You can terrorize some Americans all of the time, but you cannot terrorize all Americans all of the time.
Archive for May, 2007
DIM MAK was wondering why Mr. Fu had not posted any pictures of the giant spider. That prompted Mr. Fu to capture the spider when the spider revealed himself. The giant spider is now imprisoned in a coffee can, awaiting photographic equipment to be used to record him in all his giant spider glory.
Previously Mr. Fu posted a quote that stated in part, “People are basically good. ” Now Mr. Fu recognizes that flies in the face of Judeo-Christian expectations of humanity. But let us fix any mix up by forcing a definition. If you are not basically good, let’s define you as “not people.” Then recognize that as “not people” you may be a rabid animal that needs to be put down for the good of society / civilization / humanity / whatever.
Cold hearted? Perhaps, but one would not expect less from Mr. Fu.
In spite of all the Truther yammering and the rest of the commie tripe, for all the crap thrown around out there, there are some things to believe in:
“Sometimes the things that may or may not be true are the things a man needs to believe in the most. That people are basically good; that honor, courage, and virtue mean everything; that power and money, money and power mean nothing; that good always triumphs over evil; and I want you to remember this, that love… true love never dies. You remember that, boy. You remember that. Doesn’t matter if it’s true or not. You see, a man should believe in those things, because those are the things worth believing in.” — Hub, in Secondhand Lions
Got that right.
Mr. Fu has long advocated an impeachment of President Bush as potentially tying up the dunderheads in Congress so they will not bother us. The Anchoress makes a good case for impeachment in the face of the constant lies of the commies.

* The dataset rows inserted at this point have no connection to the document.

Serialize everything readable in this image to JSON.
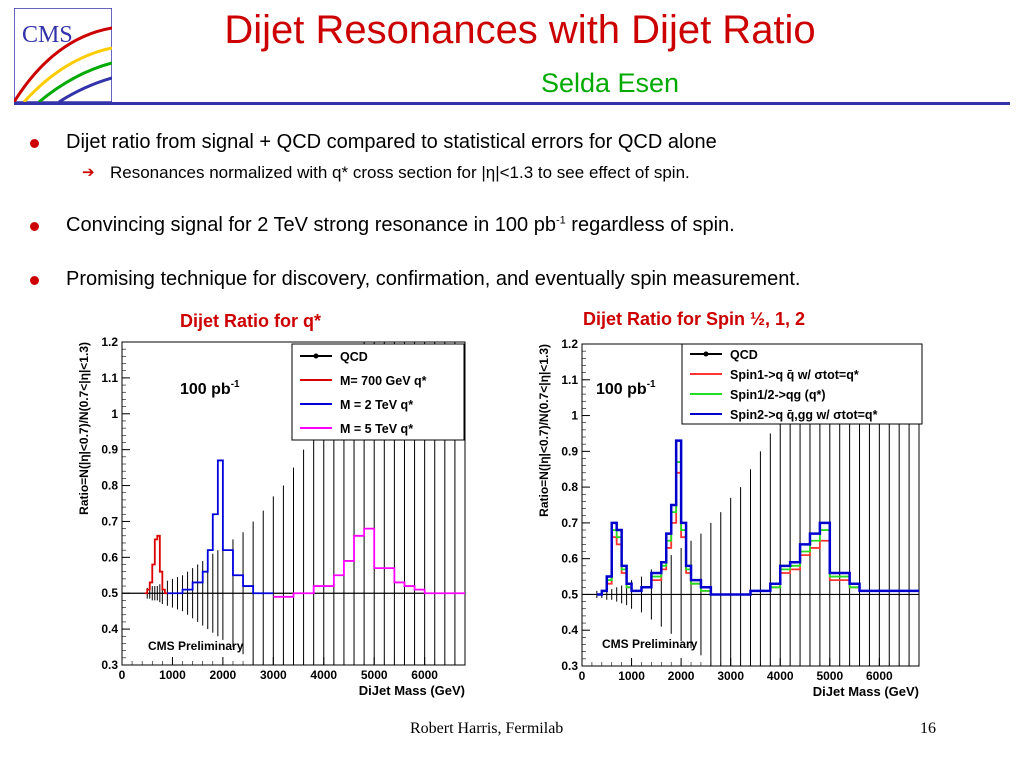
{
  "slide": {
    "logo_text": "CMS",
    "title": "Dijet Resonances with Dijet Ratio",
    "subtitle": "Selda Esen",
    "footer_author": "Robert Harris, Fermilab",
    "page_number": "16"
  },
  "bullets": [
    {
      "text": "Dijet ratio from signal + QCD compared to statistical errors for QCD alone"
    },
    {
      "text_before": "Convincing signal for 2 TeV strong resonance in 100 pb",
      "sup": "-1",
      "text_after": " regardless of spin."
    },
    {
      "text": "Promising technique for discovery, confirmation, and eventually spin measurement."
    }
  ],
  "sub_bullets": [
    {
      "text": "Resonances normalized with q* cross section for |η|<1.3 to see effect of spin."
    }
  ],
  "colors": {
    "title": "#cc0000",
    "subtitle": "#00aa00",
    "rule": "#3333aa",
    "bullet": "#cc0000"
  },
  "chart_data": [
    {
      "type": "line",
      "title": "Dijet Ratio for q*",
      "xlabel": "DiJet Mass (GeV)",
      "ylabel": "Ratio=N(|η|<0.7)/N(0.7<|η|<1.3)",
      "annotation": "100 pb",
      "annotation_sup": "-1",
      "watermark": "CMS Preliminary",
      "xlim": [
        0,
        6800
      ],
      "ylim": [
        0.3,
        1.2
      ],
      "x_ticks": [
        0,
        1000,
        2000,
        3000,
        4000,
        5000,
        6000
      ],
      "y_ticks": [
        0.3,
        0.4,
        0.5,
        0.6,
        0.7,
        0.8,
        0.9,
        1,
        1.1,
        1.2
      ],
      "y_tick_labels": [
        "0.3",
        "0.4",
        "0.5",
        "0.6",
        "0.7",
        "0.8",
        "0.9",
        "1",
        "1.1",
        "1.2"
      ],
      "legend_position": "top-right",
      "qcd": {
        "name": "QCD",
        "color": "#000000",
        "value": 0.5,
        "error_points": [
          [
            500,
            0.015
          ],
          [
            550,
            0.015
          ],
          [
            600,
            0.02
          ],
          [
            650,
            0.02
          ],
          [
            700,
            0.02
          ],
          [
            750,
            0.025
          ],
          [
            800,
            0.03
          ],
          [
            900,
            0.035
          ],
          [
            1000,
            0.04
          ],
          [
            1100,
            0.045
          ],
          [
            1200,
            0.05
          ],
          [
            1300,
            0.06
          ],
          [
            1400,
            0.07
          ],
          [
            1500,
            0.08
          ],
          [
            1600,
            0.09
          ],
          [
            1700,
            0.1
          ],
          [
            1800,
            0.11
          ],
          [
            1900,
            0.12
          ],
          [
            2000,
            0.13
          ],
          [
            2200,
            0.15
          ],
          [
            2400,
            0.17
          ],
          [
            2600,
            0.2
          ],
          [
            2800,
            0.23
          ],
          [
            3000,
            0.27
          ],
          [
            3200,
            0.3
          ],
          [
            3400,
            0.35
          ],
          [
            3600,
            0.4
          ],
          [
            3800,
            0.45
          ],
          [
            4000,
            0.5
          ],
          [
            4200,
            0.55
          ],
          [
            4400,
            0.6
          ],
          [
            4600,
            0.65
          ],
          [
            4800,
            0.7
          ],
          [
            5000,
            0.7
          ],
          [
            5200,
            0.7
          ],
          [
            5400,
            0.7
          ],
          [
            5600,
            0.7
          ],
          [
            5800,
            0.7
          ],
          [
            6000,
            0.7
          ],
          [
            6200,
            0.7
          ],
          [
            6400,
            0.7
          ],
          [
            6600,
            0.7
          ]
        ]
      },
      "series": [
        {
          "name": "M= 700 GeV q*",
          "color": "#dd0000",
          "edges": [
            450,
            500,
            550,
            600,
            650,
            700,
            750,
            800,
            850,
            900
          ],
          "values": [
            0.5,
            0.51,
            0.53,
            0.58,
            0.65,
            0.66,
            0.56,
            0.51,
            0.5
          ]
        },
        {
          "name": "M = 2 TeV q*",
          "color": "#0000dd",
          "edges": [
            900,
            1200,
            1400,
            1600,
            1700,
            1800,
            1900,
            2000,
            2200,
            2400,
            2600,
            2800,
            3000
          ],
          "values": [
            0.5,
            0.51,
            0.53,
            0.56,
            0.62,
            0.72,
            0.87,
            0.62,
            0.55,
            0.52,
            0.5,
            0.5
          ]
        },
        {
          "name": "M = 5 TeV q*",
          "color": "#ff00ff",
          "edges": [
            3000,
            3400,
            3800,
            4000,
            4200,
            4400,
            4600,
            4800,
            5000,
            5400,
            5600,
            5800,
            6000,
            6800
          ],
          "values": [
            0.49,
            0.5,
            0.52,
            0.52,
            0.55,
            0.59,
            0.66,
            0.68,
            0.57,
            0.53,
            0.52,
            0.51,
            0.5
          ]
        }
      ]
    },
    {
      "type": "line",
      "title": "Dijet Ratio for Spin ½, 1, 2",
      "xlabel": "DiJet Mass (GeV)",
      "ylabel": "Ratio=N(|η|<0.7)/N(0.7<|η|<1.3)",
      "annotation": "100 pb",
      "annotation_sup": "-1",
      "watermark": "CMS Preliminary",
      "xlim": [
        0,
        6800
      ],
      "ylim": [
        0.3,
        1.2
      ],
      "x_ticks": [
        0,
        1000,
        2000,
        3000,
        4000,
        5000,
        6000
      ],
      "y_ticks": [
        0.3,
        0.4,
        0.5,
        0.6,
        0.7,
        0.8,
        0.9,
        1,
        1.1,
        1.2
      ],
      "y_tick_labels": [
        "0.3",
        "0.4",
        "0.5",
        "0.6",
        "0.7",
        "0.8",
        "0.9",
        "1",
        "1.1",
        "1.2"
      ],
      "legend_position": "top-right",
      "qcd": {
        "name": "QCD",
        "color": "#000000",
        "value": 0.5,
        "error_points": [
          [
            300,
            0.01
          ],
          [
            400,
            0.01
          ],
          [
            500,
            0.015
          ],
          [
            600,
            0.015
          ],
          [
            700,
            0.02
          ],
          [
            800,
            0.025
          ],
          [
            900,
            0.03
          ],
          [
            1000,
            0.04
          ],
          [
            1200,
            0.05
          ],
          [
            1400,
            0.07
          ],
          [
            1600,
            0.09
          ],
          [
            1800,
            0.11
          ],
          [
            2000,
            0.13
          ],
          [
            2200,
            0.15
          ],
          [
            2400,
            0.17
          ],
          [
            2600,
            0.2
          ],
          [
            2800,
            0.23
          ],
          [
            3000,
            0.27
          ],
          [
            3200,
            0.3
          ],
          [
            3400,
            0.35
          ],
          [
            3600,
            0.4
          ],
          [
            3800,
            0.45
          ],
          [
            4000,
            0.5
          ],
          [
            4200,
            0.55
          ],
          [
            4400,
            0.6
          ],
          [
            4600,
            0.65
          ],
          [
            4800,
            0.7
          ],
          [
            5000,
            0.7
          ],
          [
            5200,
            0.7
          ],
          [
            5400,
            0.7
          ],
          [
            5600,
            0.7
          ],
          [
            5800,
            0.7
          ],
          [
            6000,
            0.7
          ],
          [
            6200,
            0.7
          ],
          [
            6400,
            0.7
          ],
          [
            6600,
            0.7
          ]
        ]
      },
      "series": [
        {
          "name": "Spin1->q q̄ w/ σtot=q*",
          "color": "#ff3333",
          "edges": [
            300,
            400,
            500,
            600,
            700,
            800,
            900,
            1000,
            1200,
            1400,
            1600,
            1700,
            1800,
            1900,
            2000,
            2100,
            2200,
            2400,
            2600,
            3000,
            3400,
            3800,
            4000,
            4200,
            4400,
            4600,
            4800,
            5000,
            5400,
            5600,
            6000,
            6800
          ],
          "values": [
            0.5,
            0.51,
            0.53,
            0.66,
            0.64,
            0.56,
            0.52,
            0.51,
            0.52,
            0.54,
            0.57,
            0.63,
            0.7,
            0.84,
            0.66,
            0.56,
            0.53,
            0.51,
            0.5,
            0.5,
            0.51,
            0.52,
            0.56,
            0.57,
            0.61,
            0.63,
            0.65,
            0.54,
            0.52,
            0.51,
            0.51
          ]
        },
        {
          "name": "Spin1/2->qg (q*)",
          "color": "#22dd22",
          "edges": [
            300,
            400,
            500,
            600,
            700,
            800,
            900,
            1000,
            1200,
            1400,
            1600,
            1700,
            1800,
            1900,
            2000,
            2100,
            2200,
            2400,
            2600,
            3000,
            3400,
            3800,
            4000,
            4200,
            4400,
            4600,
            4800,
            5000,
            5400,
            5600,
            6000,
            6800
          ],
          "values": [
            0.5,
            0.51,
            0.54,
            0.68,
            0.66,
            0.57,
            0.52,
            0.51,
            0.52,
            0.55,
            0.58,
            0.65,
            0.73,
            0.87,
            0.68,
            0.57,
            0.53,
            0.51,
            0.5,
            0.5,
            0.51,
            0.52,
            0.57,
            0.58,
            0.62,
            0.65,
            0.68,
            0.55,
            0.52,
            0.51,
            0.51
          ]
        },
        {
          "name": "Spin2->q q̄,gg w/ σtot=q*",
          "color": "#0000cc",
          "edges": [
            300,
            400,
            500,
            600,
            700,
            800,
            900,
            1000,
            1200,
            1400,
            1600,
            1700,
            1800,
            1900,
            2000,
            2100,
            2200,
            2400,
            2600,
            3000,
            3400,
            3800,
            4000,
            4200,
            4400,
            4600,
            4800,
            5000,
            5400,
            5600,
            6000,
            6800
          ],
          "values": [
            0.5,
            0.51,
            0.55,
            0.7,
            0.68,
            0.58,
            0.53,
            0.51,
            0.52,
            0.56,
            0.59,
            0.67,
            0.75,
            0.93,
            0.7,
            0.58,
            0.54,
            0.52,
            0.5,
            0.5,
            0.51,
            0.53,
            0.58,
            0.59,
            0.64,
            0.67,
            0.7,
            0.56,
            0.53,
            0.51,
            0.51
          ]
        }
      ]
    }
  ]
}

WO FIRES discovered a spider the size of Mr. Fu’s foot in the restroom here at the Office-in-the-Woods:
WO FIRES: Mr. Fu, come look at this spider.
Mr. Fu: That is one big spider.
WO FIRES: He is on his way to becoming a tarantula.
Mr. Fu: Maybe he wants to play mumbly-peg? <throws knife at spider>
WO FIRES: I can’t believe you missed.
Mr. Fu: Dang! He’s got my knife! <distracts spider with slice of roast beef, retrieves knife>
That is the largest spider Mr. Fu has ever seen in the wild. Probably a 2.5 inch leg spread, not stretched out.